2. Hingegen hält die Einziehungsentscheidung, die sich auf § 74b Abs. 1 Nr. 1 StGB, § 54 Abs. 1 WaffG, § 24 Abs. 1 KrWaffKontrG und § 43 SprengG stützt, revisionsrechtlicher Nachprüfung nicht in vollem Umfang stand. Der Generalbundesanwalt hat hierzu ausgeführt:
„a. Zu Unrecht ordnete das Tatgericht die Einziehung des Schafts eines Gewehres des Herstellers Diana, Modell 25, und des Schafts eines Selbstladegewehres US Carbine, Kaliber 30, an. Denn der Schaft einer Langwaffe stellt keinen wesentlichen Teil einer Schusswaffe dar (Anlage 1 zum WaffG, Abschnitt 1, Unterabschnitt 1, Nr. 1.3) und unterfällt damit nicht dem waffenrechtlichen Besitzverbot gemäß § 2 Abs. 2 iVm Anlage 2 zum WaffG, Abschnitt 2, Unterabschnitt 1.
b. Zudem ist die Einziehungsentscheidung hinsichtlich der Munition (UA S. 2 f.) nicht ausreichend bestimmt.
Die Einziehungsanordnung muss so bestimmt sein, dass die Beteiligten ihren Umfang ohne weiteres erkennen und dass insbesondere die Vollstreckungsbehörde auf Grund des Urteilsspruchs ohne weitergehende Prüfung in der Lage ist, die getroffene Anordnung zu vollstrecken (BGH, Urteil vom 7. März 1956 – 6 StR 92/55 –, BGHSt 9, 88, 90; vom 17. Dezember 1953 - 3 StR 464/53, Rn. 21; vom 16. August 1978 - 2 StR 326/78, Rn. 7).

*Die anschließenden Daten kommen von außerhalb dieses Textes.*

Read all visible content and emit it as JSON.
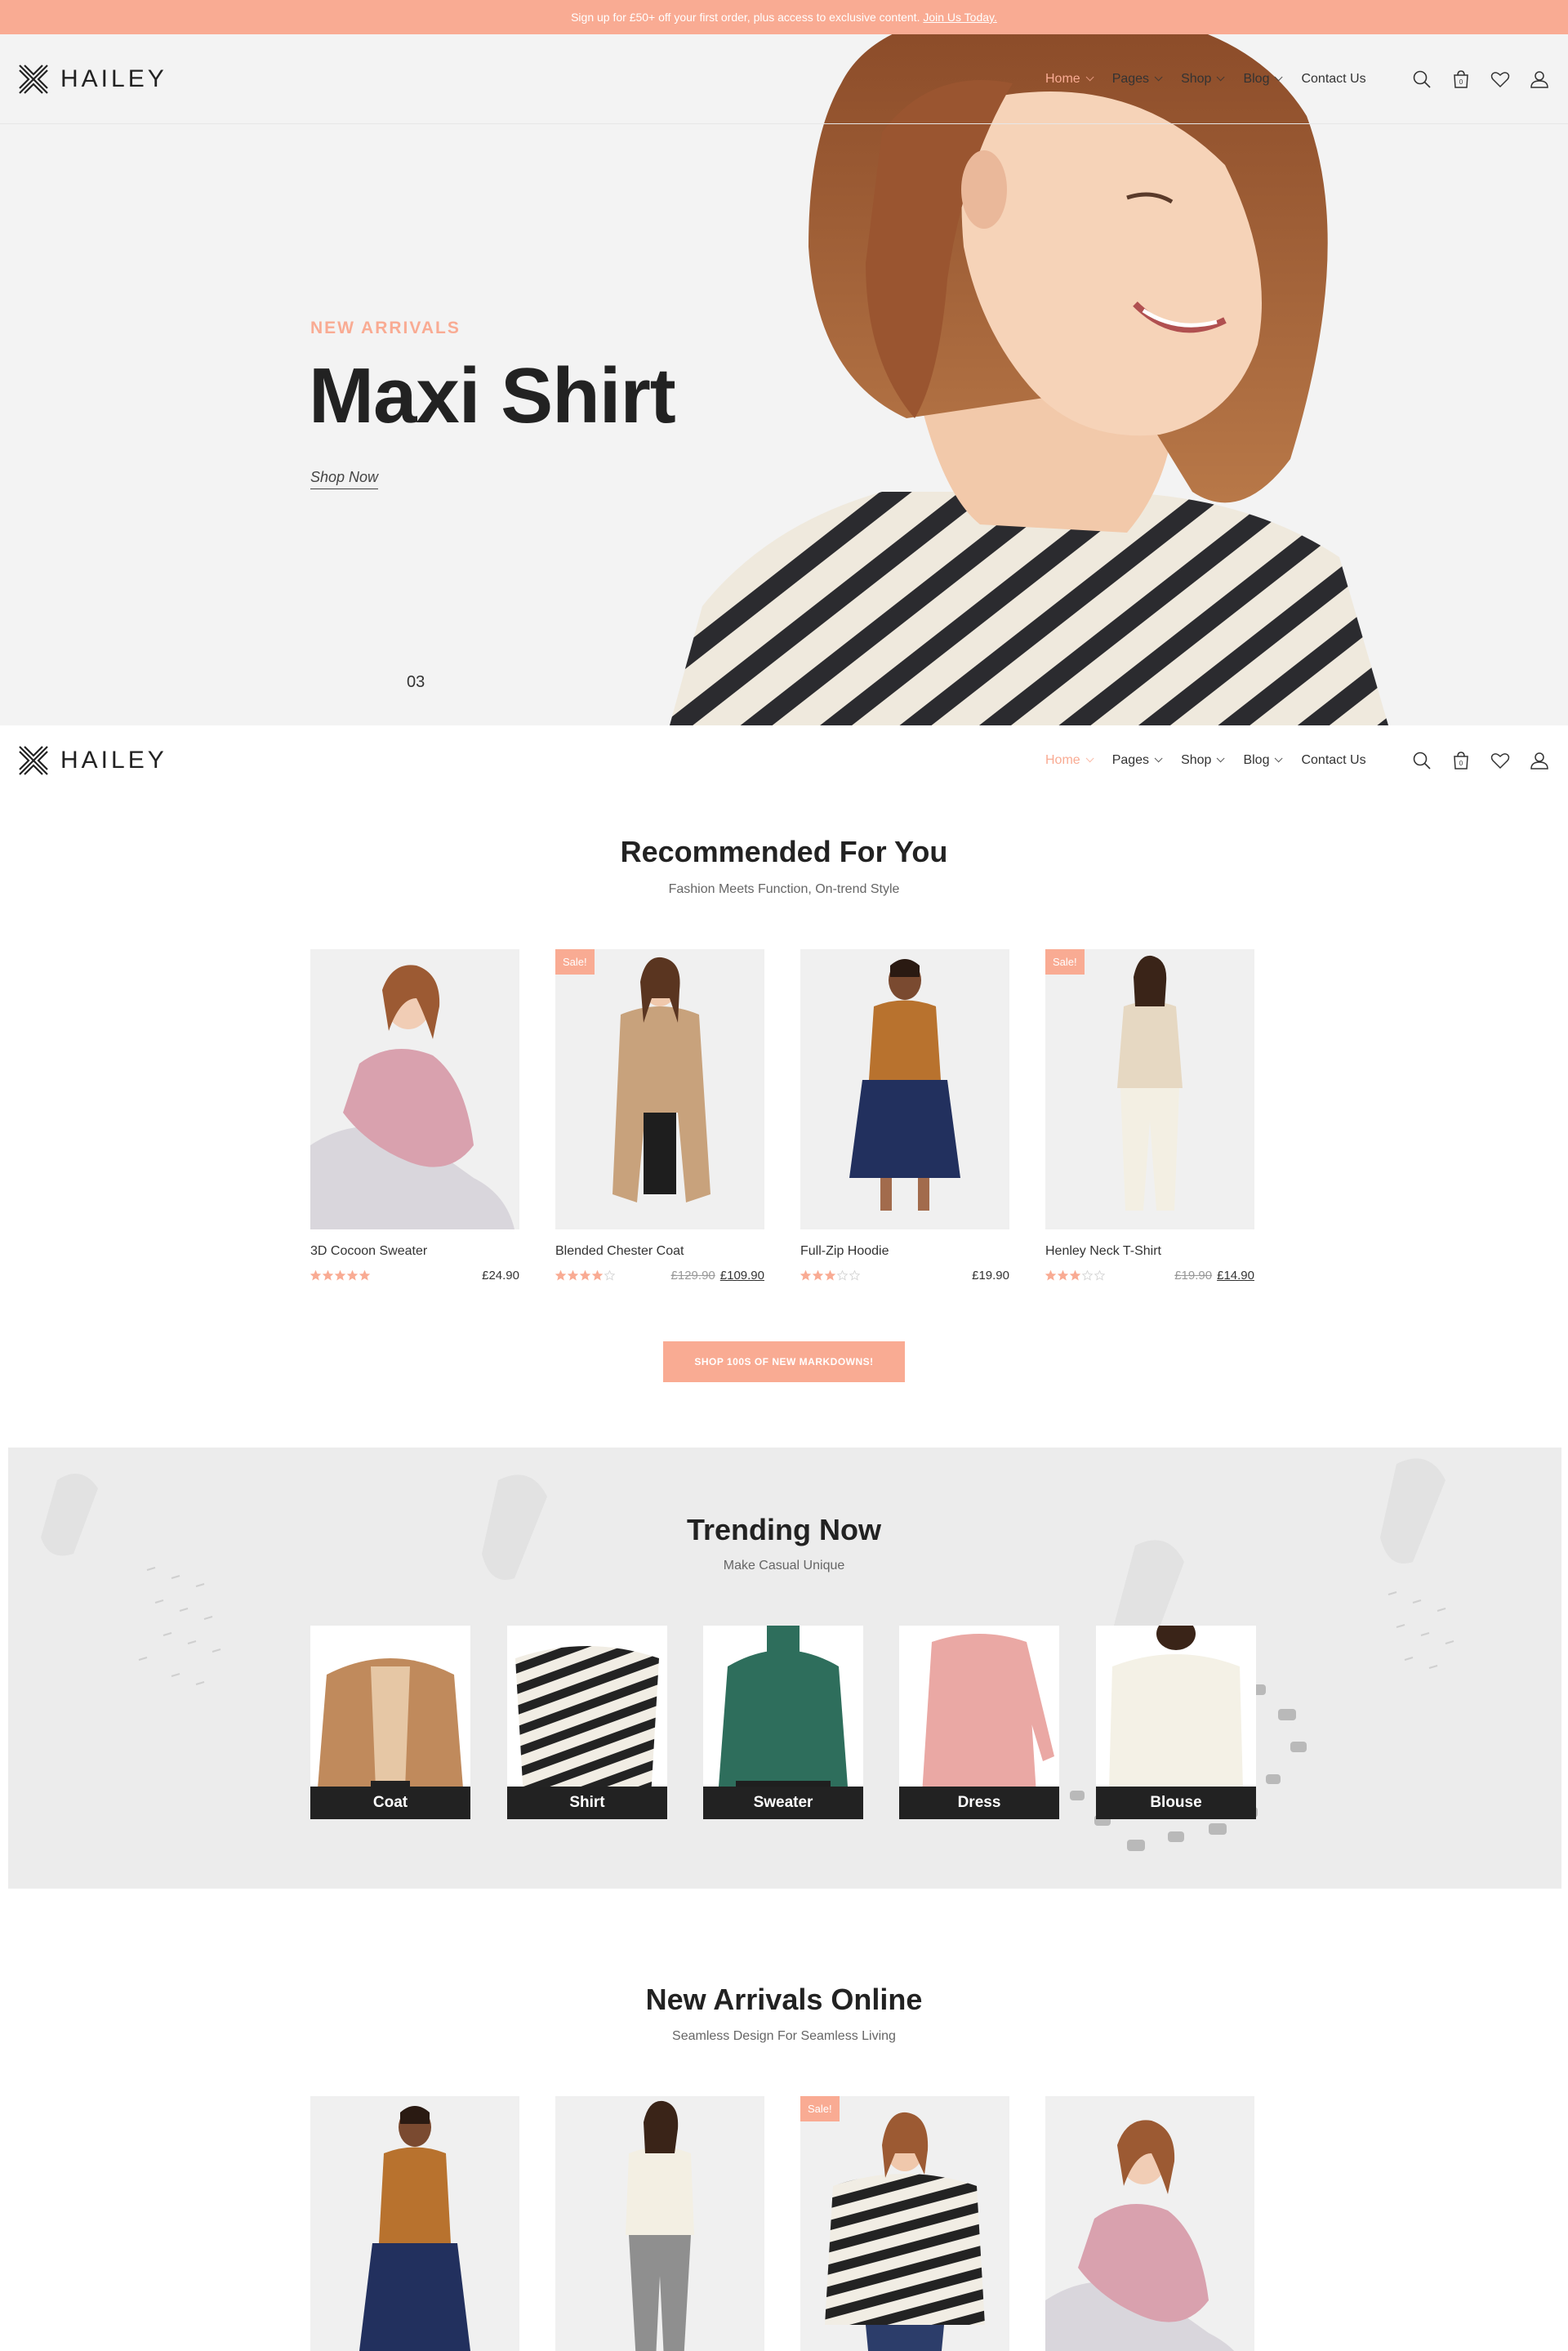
{
  "announcement": {
    "text": "Sign up for £50+ off your first order, plus access to exclusive content.",
    "link": "Join Us Today."
  },
  "brand": {
    "name": "HAILEY"
  },
  "nav": [
    {
      "label": "Home",
      "active": true
    },
    {
      "label": "Pages",
      "active": false
    },
    {
      "label": "Shop",
      "active": false
    },
    {
      "label": "Blog",
      "active": false
    },
    {
      "label": "Contact Us",
      "active": false
    }
  ],
  "cart_count": "0",
  "hero": {
    "subtitle": "NEW ARRIVALS",
    "title": "Maxi Shirt",
    "link": "Shop Now",
    "counter": "03"
  },
  "recommended": {
    "title": "Recommended For You",
    "subtitle": "Fashion Meets Function, On-trend Style",
    "products": [
      {
        "name": "3D Cocoon Sweater",
        "price": "£24.90",
        "old_price": "",
        "rating": 5,
        "sale": ""
      },
      {
        "name": "Blended Chester Coat",
        "price": "£109.90",
        "old_price": "£129.90",
        "rating": 4,
        "sale": "Sale!"
      },
      {
        "name": "Full-Zip Hoodie",
        "price": "£19.90",
        "old_price": "",
        "rating": 3,
        "sale": ""
      },
      {
        "name": "Henley Neck T-Shirt",
        "price": "£14.90",
        "old_price": "£19.90",
        "rating": 3,
        "sale": "Sale!"
      }
    ],
    "cta": "SHOP 100S OF NEW MARKDOWNS!"
  },
  "trending": {
    "title": "Trending Now",
    "subtitle": "Make Casual Unique",
    "categories": [
      "Coat",
      "Shirt",
      "Sweater",
      "Dress",
      "Blouse"
    ]
  },
  "arrivals": {
    "title": "New Arrivals Online",
    "subtitle": "Seamless Design For Seamless Living",
    "sale_label": "Sale!"
  },
  "colors": {
    "accent": "#f9ab93",
    "dark": "#222222",
    "bg_light": "#f3f3f3"
  }
}
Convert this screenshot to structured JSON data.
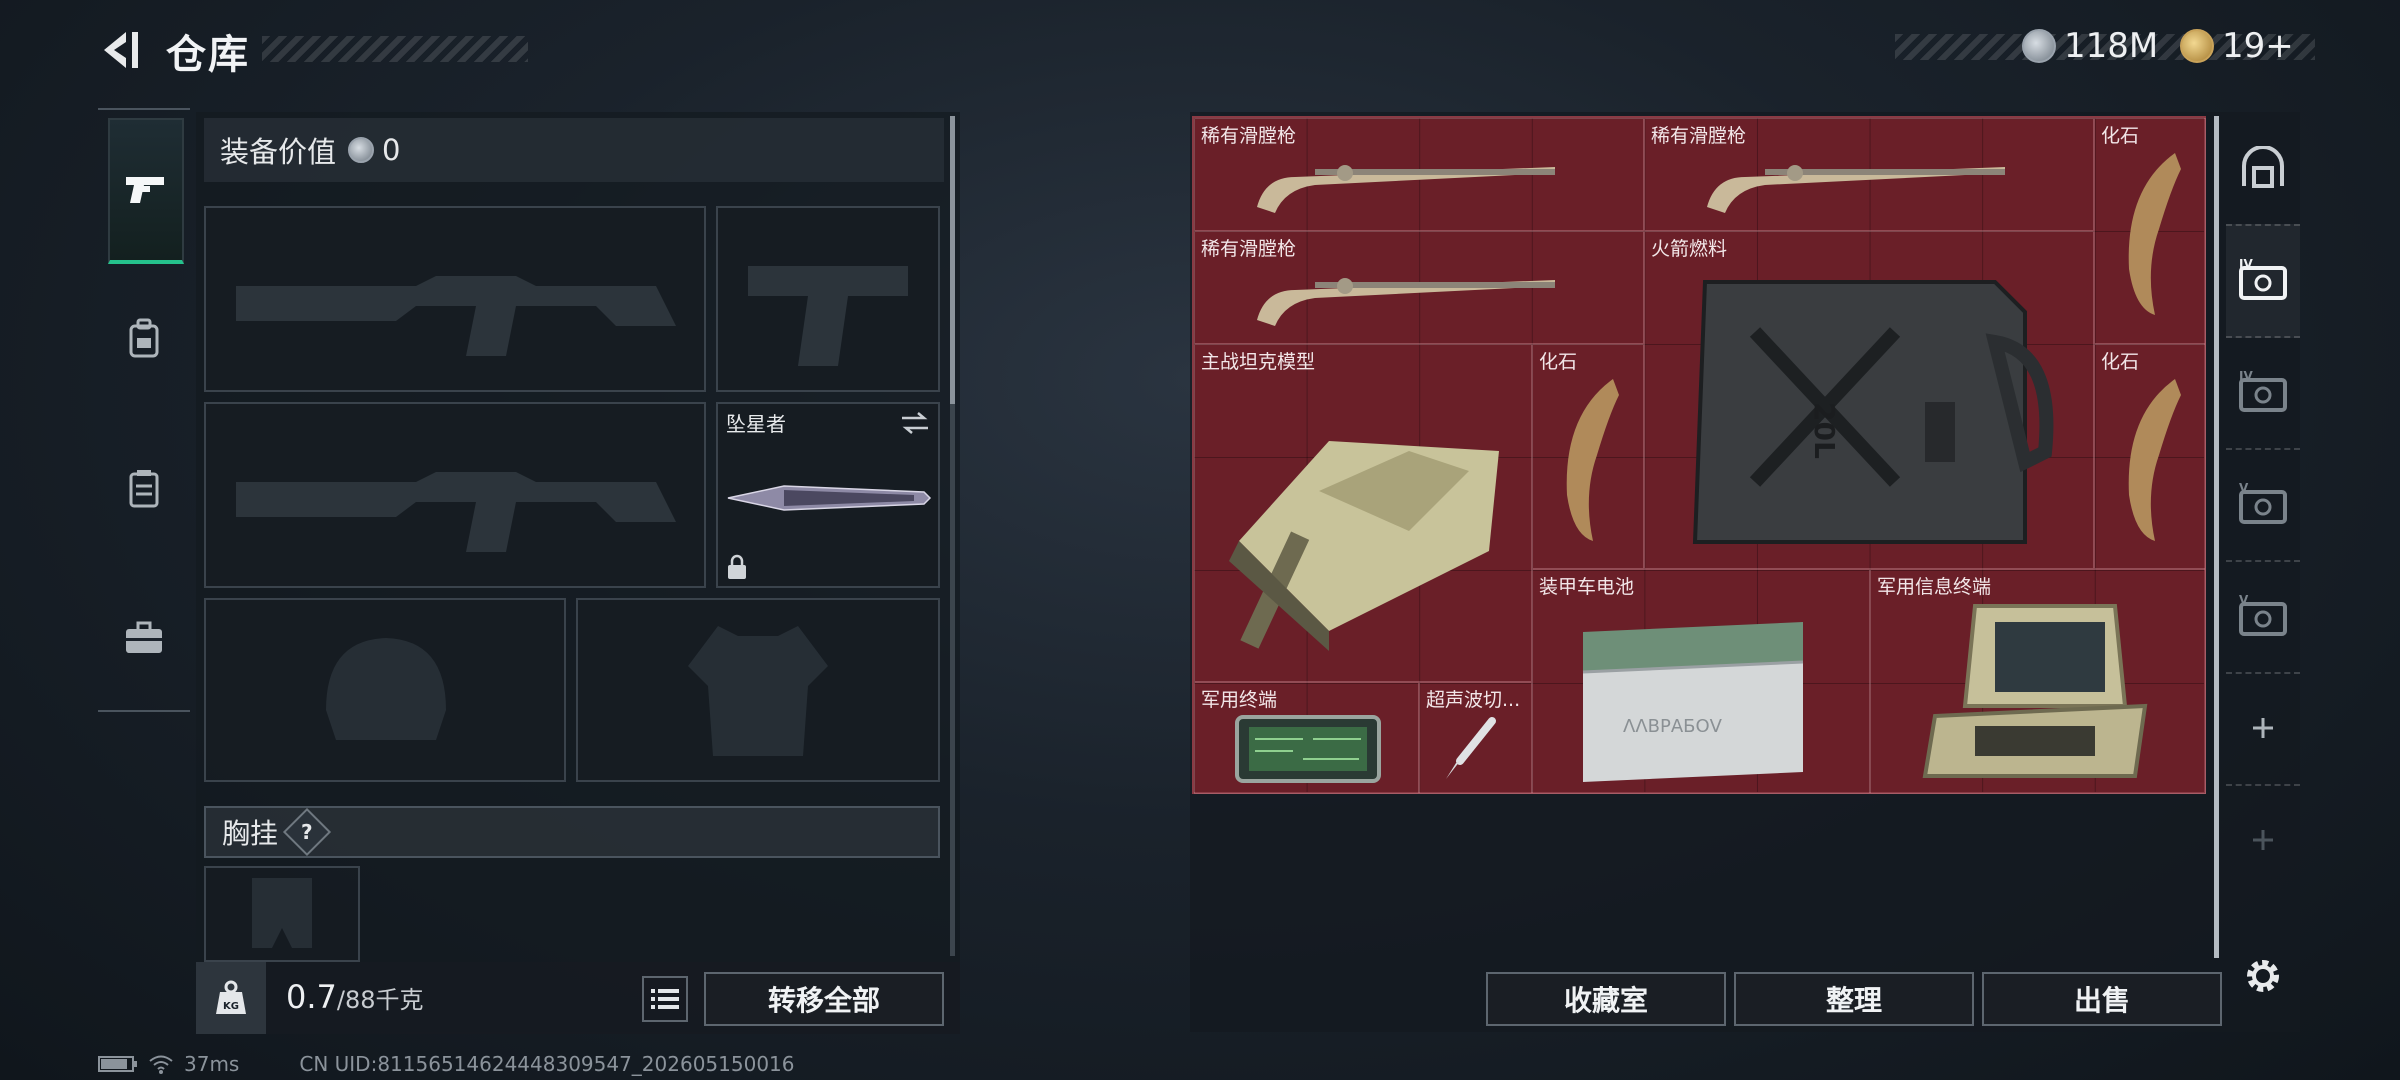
{
  "header": {
    "title": "仓库",
    "currency_silver": "118M",
    "currency_gold": "19+"
  },
  "loadout": {
    "value_label": "装备价值",
    "value_amount": "0",
    "melee_name": "坠星者",
    "chest_label": "胸挂",
    "chest_help": "?",
    "weight_current": "0.7",
    "weight_max": "/88千克",
    "weight_icon_text": "KG",
    "transfer_all_label": "转移全部"
  },
  "storage": {
    "items": [
      {
        "label": "稀有滑膛枪"
      },
      {
        "label": "稀有滑膛枪"
      },
      {
        "label": "化石"
      },
      {
        "label": "稀有滑膛枪"
      },
      {
        "label": "火箭燃料"
      },
      {
        "label": "主战坦克模型"
      },
      {
        "label": "化石"
      },
      {
        "label": "化石"
      },
      {
        "label": "装甲车电池"
      },
      {
        "label": "军用信息终端"
      },
      {
        "label": "军用终端"
      },
      {
        "label": "超声波切..."
      }
    ],
    "jerrycan_text": "20L",
    "battery_text": "ΛΛΒΡΑБΟV",
    "grid_color": "#6a1f28",
    "buttons": {
      "collection": "收藏室",
      "organize": "整理",
      "sell": "出售"
    },
    "side_tabs": [
      "IV",
      "IV",
      "V",
      "V"
    ]
  },
  "status": {
    "ping": "37ms",
    "uid": "CN UID:8115651462444830954​7_202605150016"
  },
  "colors": {
    "accent": "#25c28c",
    "slot_border": "#3a434c"
  }
}
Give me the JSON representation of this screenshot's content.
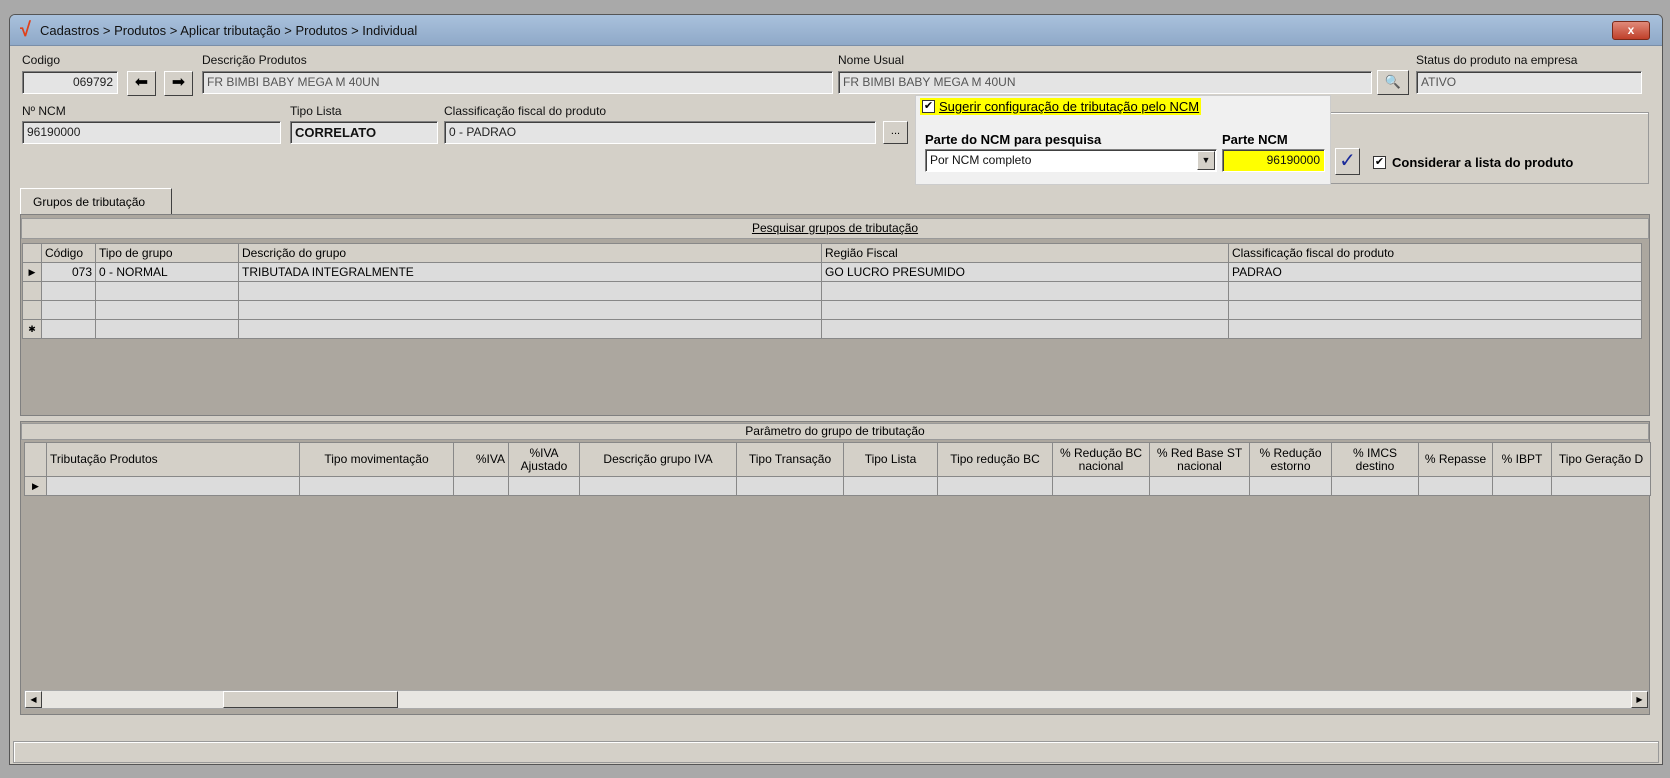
{
  "window": {
    "title": "Cadastros > Produtos > Aplicar tributação > Produtos > Individual",
    "close": "x"
  },
  "form": {
    "codigo_label": "Codigo",
    "codigo": "069792",
    "descricao_label": "Descrição  Produtos",
    "descricao": "FR BIMBI BABY MEGA M 40UN",
    "nome_usual_label": "Nome Usual",
    "nome_usual": "FR BIMBI BABY MEGA M 40UN",
    "status_label": "Status do produto na empresa",
    "status": "ATIVO",
    "ncm_label": "Nº NCM",
    "ncm": "96190000",
    "tipo_lista_label": "Tipo Lista",
    "tipo_lista": "CORRELATO",
    "classif_label": "Classificação fiscal do produto",
    "classif": "0 - PADRAO",
    "ellipsis": "..."
  },
  "ncm_panel": {
    "suggest_label": "Sugerir configuração de tributação pelo NCM",
    "parte_label": "Parte do NCM para pesquisa",
    "parte_value": "Por NCM completo",
    "parte_ncm_label": "Parte NCM",
    "parte_ncm": "96190000",
    "considerar_label": "Considerar a lista do produto"
  },
  "tab": "Grupos de tributação",
  "grid1": {
    "title": "Pesquisar grupos de tributação",
    "columns": [
      "Código",
      "Tipo de grupo",
      "Descrição do grupo",
      "Região Fiscal",
      "Classificação fiscal do produto"
    ],
    "rows": [
      [
        "073",
        "0 - NORMAL",
        "TRIBUTADA INTEGRALMENTE",
        "GO LUCRO PRESUMIDO",
        "PADRAO"
      ]
    ]
  },
  "grid2": {
    "title": "Parâmetro do grupo de tributação",
    "columns": [
      "Tributação Produtos",
      "Tipo movimentação",
      "%IVA",
      "%IVA Ajustado",
      "Descrição grupo IVA",
      "Tipo Transação",
      "Tipo Lista",
      "Tipo redução BC",
      "% Redução BC nacional",
      "% Red Base ST nacional",
      "% Redução estorno",
      "% IMCS destino",
      "% Repasse",
      "% IBPT",
      "Tipo Geração D"
    ]
  }
}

Diesen Anforderungen genügt die getroffene Einziehungsentscheidung nicht. Soweit im Urteil die Einziehung „diverser Vollmantelgeschosse, Schrotmunition, Jagdmunition und Kleinkalibermunition verschiedener Kaliber“ und „Signallichtmunition / pyrotechnische Munition“ angeordnet wird (UA S. 2 f.), bleibt völlig unklar, welche Munition damit im Einzelnen gemeint ist, zumal das Urteil nicht mitteilt, ob die beim Beschuldigten aufgefundene Munition vorläufig sichergestellt oder beschlagnahmt wurde, sodass sich auch hieraus keine Individualisierung ableiten lässt (vgl. hierzu BGH, Urteil vom 17. Dezember 1953 - 3 StR 464/53, Rn. 21). …“
Dem schließt sich der Senat an. Er lässt daher in entsprechender Anwendung von § 354 Abs. 1 StPO die Einziehung der Schäfte (vgl. zu deren waffenrechtlicher Einordnung MüKo-StGB/Heinrich, 4. Aufl., § 1 WaffG Rn. 55 mwN) entfallen. Soweit der Einziehungsausspruch den Bestimmtheitsanforderungen nicht genügt, unterliegt er wie vom Generalbundesanwalt beantragt der Aufhebung und bedarf die Sache neuer Verhandlung und Entscheidung (vgl. etwa auch BGH, Beschluss vom 26. November 2024 – 3 StR 303/24 Rn. 17 ff.; Beschluss vom 8. Februar 2023 – 3 StR 477/22 Rn. 5 ff. mwN). Die zugehörigen Feststellungen, deren widerspruchsfreie Ergänzung durch das neue Tatgericht zulässig und im Hinblick auf die Einziehungsgegenstände geboten ist, können bestehen bleiben (§ 353 Abs. 2 StPO).